Отец был прав. Айнур чувствовал, что в их семье что-то разладилось. Ему тоже не нравилось, как вела себя мама. Но вслух соглашаться с отцом не хотелось, поэтому он просто пожал плечами.

– Во-во, – горько усмехнулся отец, – только и умеете плечами пожимать! Два сапога пара.

– Она же мама.

– А я? Верблюд?

– Фазер.

– Не дерзи.

– Не дерзю – просто отвечаю.

– Я инглиш не признаю́. Принципиально.

Айнур закатил глаза.

– С пелёнок это слышу!

Отец сказал что-то быстро на татарском и, развернувшись, победно посмотрел на сына.

Айнур ничего не понял, и это задело. Захотелось сделать ответный ход – попробовал так же быстро сказать что-нибудь на английском языке, однако запнулся на втором слове.

– Пык-мык, пык-мык! – передразнил его отец. – больше показухи, а не знания языка.

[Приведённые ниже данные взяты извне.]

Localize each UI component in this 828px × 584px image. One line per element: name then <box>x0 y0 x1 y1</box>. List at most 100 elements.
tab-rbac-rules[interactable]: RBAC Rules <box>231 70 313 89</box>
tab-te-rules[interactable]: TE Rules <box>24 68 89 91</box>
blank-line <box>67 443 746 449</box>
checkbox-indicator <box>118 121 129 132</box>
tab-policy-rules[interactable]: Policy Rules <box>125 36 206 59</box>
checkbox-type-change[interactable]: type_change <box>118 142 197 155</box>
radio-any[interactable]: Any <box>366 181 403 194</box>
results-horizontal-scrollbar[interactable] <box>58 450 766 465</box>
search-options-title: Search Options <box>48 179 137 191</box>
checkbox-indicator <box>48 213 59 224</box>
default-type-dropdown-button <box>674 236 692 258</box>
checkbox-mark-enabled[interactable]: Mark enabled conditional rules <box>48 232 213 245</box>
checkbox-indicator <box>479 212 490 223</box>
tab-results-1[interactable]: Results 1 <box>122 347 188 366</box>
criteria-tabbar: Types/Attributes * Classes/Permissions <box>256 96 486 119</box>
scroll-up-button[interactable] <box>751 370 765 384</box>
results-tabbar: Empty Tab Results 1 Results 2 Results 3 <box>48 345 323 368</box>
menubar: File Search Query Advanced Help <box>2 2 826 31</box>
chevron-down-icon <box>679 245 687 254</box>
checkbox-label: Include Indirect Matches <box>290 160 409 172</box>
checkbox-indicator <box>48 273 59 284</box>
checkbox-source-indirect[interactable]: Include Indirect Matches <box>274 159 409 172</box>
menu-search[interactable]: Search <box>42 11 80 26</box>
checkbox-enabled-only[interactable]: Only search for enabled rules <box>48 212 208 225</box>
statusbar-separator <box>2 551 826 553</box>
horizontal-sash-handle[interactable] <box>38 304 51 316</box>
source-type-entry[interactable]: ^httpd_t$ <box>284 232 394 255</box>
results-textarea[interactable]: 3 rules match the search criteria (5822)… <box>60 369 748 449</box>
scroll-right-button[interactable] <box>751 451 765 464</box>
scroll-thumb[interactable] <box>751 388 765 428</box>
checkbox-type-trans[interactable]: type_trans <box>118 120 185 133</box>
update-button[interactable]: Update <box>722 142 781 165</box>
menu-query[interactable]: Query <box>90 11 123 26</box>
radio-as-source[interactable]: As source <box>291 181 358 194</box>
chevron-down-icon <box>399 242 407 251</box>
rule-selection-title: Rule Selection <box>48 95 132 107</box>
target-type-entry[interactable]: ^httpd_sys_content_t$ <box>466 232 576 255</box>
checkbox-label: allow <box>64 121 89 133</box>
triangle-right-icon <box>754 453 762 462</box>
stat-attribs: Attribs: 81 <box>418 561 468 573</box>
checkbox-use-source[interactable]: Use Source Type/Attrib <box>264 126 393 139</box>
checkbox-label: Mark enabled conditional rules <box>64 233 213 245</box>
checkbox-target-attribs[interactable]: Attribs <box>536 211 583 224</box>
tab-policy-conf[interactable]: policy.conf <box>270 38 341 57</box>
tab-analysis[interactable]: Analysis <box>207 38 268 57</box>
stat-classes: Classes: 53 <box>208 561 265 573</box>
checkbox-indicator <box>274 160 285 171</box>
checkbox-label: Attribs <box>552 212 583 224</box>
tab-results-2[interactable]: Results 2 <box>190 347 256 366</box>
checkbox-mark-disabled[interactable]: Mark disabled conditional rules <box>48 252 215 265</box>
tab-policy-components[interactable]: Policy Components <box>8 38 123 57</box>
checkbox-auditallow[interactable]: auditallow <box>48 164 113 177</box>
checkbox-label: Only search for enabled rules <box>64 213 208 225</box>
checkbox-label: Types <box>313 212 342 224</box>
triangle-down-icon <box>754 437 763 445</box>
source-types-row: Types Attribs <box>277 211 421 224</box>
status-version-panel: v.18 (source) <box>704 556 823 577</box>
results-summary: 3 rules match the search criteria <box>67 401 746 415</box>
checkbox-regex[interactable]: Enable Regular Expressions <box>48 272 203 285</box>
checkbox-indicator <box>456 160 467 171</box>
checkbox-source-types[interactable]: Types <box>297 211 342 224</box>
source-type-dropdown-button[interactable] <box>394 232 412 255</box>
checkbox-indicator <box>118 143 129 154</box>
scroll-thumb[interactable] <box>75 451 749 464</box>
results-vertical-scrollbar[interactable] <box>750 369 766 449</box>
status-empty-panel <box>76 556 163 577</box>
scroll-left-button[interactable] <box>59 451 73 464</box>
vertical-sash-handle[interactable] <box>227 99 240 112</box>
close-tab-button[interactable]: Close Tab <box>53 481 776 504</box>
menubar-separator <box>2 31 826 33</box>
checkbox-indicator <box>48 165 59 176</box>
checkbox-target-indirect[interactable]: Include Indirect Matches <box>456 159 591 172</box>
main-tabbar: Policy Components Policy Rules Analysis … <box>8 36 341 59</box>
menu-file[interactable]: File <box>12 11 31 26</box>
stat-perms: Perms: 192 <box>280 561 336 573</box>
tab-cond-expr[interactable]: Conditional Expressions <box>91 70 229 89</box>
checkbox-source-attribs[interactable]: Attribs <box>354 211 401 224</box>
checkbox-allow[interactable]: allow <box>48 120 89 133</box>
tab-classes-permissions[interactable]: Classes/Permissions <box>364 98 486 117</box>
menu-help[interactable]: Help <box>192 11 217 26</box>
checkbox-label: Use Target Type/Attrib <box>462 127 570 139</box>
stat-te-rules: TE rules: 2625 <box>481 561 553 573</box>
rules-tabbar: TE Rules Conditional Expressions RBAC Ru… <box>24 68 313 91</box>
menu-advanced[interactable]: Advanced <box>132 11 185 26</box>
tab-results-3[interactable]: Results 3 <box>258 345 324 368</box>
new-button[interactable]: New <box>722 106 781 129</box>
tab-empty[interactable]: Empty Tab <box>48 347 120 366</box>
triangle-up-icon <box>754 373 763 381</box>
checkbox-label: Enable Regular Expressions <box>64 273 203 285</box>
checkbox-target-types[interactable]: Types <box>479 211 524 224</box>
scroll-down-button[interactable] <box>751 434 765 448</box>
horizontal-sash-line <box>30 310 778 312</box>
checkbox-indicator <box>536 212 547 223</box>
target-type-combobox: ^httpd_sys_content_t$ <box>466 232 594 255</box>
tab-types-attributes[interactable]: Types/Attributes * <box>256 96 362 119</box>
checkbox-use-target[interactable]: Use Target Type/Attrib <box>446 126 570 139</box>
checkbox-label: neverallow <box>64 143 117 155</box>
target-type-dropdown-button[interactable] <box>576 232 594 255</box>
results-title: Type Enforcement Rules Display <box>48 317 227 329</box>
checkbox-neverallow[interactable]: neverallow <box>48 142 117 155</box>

Мимо, подняв пыль, пронеслась галопом на коне девчонка.

– Ты скакал когда-нибудь верхом? – сменил тему Айнур, устав спорить.

– Скакал и с первой минуты понял: я не кавалерист. Всю пятую точку отбил. Когда со стороны смотришь, кажется – легко и просто. Хех, сейчас вспомнил: где-то прочитал, что катание верхом – «прощай целлюлит». – Отец посмотрел в окно на маму, укладывающую волосы. – Слушай, мамке ни слова, что я тут про неё наговорил. Всё. Пффф… выдохнули…

Глава 5

Софийка собралась ехать в сторону трассы.

– Ба, я семечки хочу проверить.

– От те на! – воскликнула недовольно бабушка. – горазда время транжирить. Пустые они ещё. Даже не выросли, поди. Лучше огород полоть начни.

– Сгоняю… вдруг?..

Софийка лукавила, зная – не созрели подсолнухи. Это был повод удрать из дома и покататься на Грине. Она бы лучше поспала, но Данька вскочил очень рано и её разбудил.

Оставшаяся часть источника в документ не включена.